Judge Strikes Down Drug Price Transparency in TV Ads

transparency, drug prices, drug pricing, TV ads, prescription drugs

In May of 2018, the Department of Health and Human Services (HHS) issued a final rule about drug price transparency in ads. The rule stated that drug companies must list the price of drugs covered by Medicare and Medicaid if the list price is equal to or greater than $35 for a one-month supply. 

The rule came as part of an HHS blueprint endorsed by Trump that was meant to boost competition, enhance drug price negotiation, create incentives for lower list prices, and decrease out-of-pocket costs. The goal was to make drug companies be more transparent about their prices and practices.

Drug companies are required to list all potential side effects of a drug, which consumers are accustomed to seeing in fine print or hearing read through very quickly. However, when it comes to the price, that can often come as a huge surprise when they arrive at the pharmacy check-out counter. 

What happened next?

Three large drug companies — Merck, Eli Lilly, and Amgen — launched a lawsuit against the transparency rule arguing that HHS did not have the authority and that it violated free speech. Broadcasting and advertising groups also advocated against the rule. 

On July 8, 2019, federal judge Amit Mehta blocked the HHS final rule. He ruled that the HHS did not have the authority to issue such a rule without Congress authorizing it. “No matter how vexing the problem of spiraling drug costs may be, HHS cannot do more than what Congress has authorized,” Mehta wrote. 

On January 12 of this year, the HHS took the drug makers to federal appeals court to fight it out, however judges were skeptical about the rule.  

Arguments against the rule

Drug companies and the judges argue that the list price is not always what the patient will pay, which would lead to confusion. However that is not the case; the list price will give a person a good idea of what they will pay, and is often exactly what they will pay. Here’s why.

If a patient has a high-deductible plan, they pay the drug’s list price until they meet their deductible. If they have a Medicare Part D plan, the patient pays a percentage of the list price in coinsurance. And if a patient has no insurance or if the drug in question is not on their plan’s formulary, then the patient pays the list price. 
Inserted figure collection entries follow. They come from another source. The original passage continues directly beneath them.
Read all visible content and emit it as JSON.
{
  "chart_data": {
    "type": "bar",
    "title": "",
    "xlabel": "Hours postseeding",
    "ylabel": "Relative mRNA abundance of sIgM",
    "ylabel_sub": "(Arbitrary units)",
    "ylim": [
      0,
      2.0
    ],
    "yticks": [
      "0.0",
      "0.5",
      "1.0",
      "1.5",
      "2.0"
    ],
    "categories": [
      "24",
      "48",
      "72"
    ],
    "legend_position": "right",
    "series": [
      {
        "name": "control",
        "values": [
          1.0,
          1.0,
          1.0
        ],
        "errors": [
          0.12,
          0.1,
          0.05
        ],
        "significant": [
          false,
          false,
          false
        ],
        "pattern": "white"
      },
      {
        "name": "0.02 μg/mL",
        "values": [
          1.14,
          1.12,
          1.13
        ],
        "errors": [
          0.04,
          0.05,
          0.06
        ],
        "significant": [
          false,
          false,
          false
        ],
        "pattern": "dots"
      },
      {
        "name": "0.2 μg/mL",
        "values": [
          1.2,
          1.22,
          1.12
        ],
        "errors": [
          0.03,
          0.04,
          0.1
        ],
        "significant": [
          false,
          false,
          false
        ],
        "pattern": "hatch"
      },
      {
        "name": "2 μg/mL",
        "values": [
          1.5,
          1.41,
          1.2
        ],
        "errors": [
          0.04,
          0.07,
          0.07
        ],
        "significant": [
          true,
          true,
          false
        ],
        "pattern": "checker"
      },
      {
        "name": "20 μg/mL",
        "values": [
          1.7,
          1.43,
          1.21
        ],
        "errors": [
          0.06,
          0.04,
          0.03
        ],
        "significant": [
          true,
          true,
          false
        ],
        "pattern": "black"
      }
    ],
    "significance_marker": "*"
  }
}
AARP Advocacy and Congressional action

AARP has been advocating for transparency and putting drug prices in ads with their Stop Rx Greed campaign to help convince federal and state lawmakers to bring down the cost of drugs. “Improving transparency sheds the cloak of secrecy around drug prices by revealing valuable information to consumers and other stakeholders so they can seek viable, cost-reducing solutions,” AARP states.

As far as action by Congress, Senators Dick Durbin (D-IL) and Chuck Grassley (R-IA) have sponsored a bill that would require drug price transparency in TV ads, however getting the bill passed is another issue.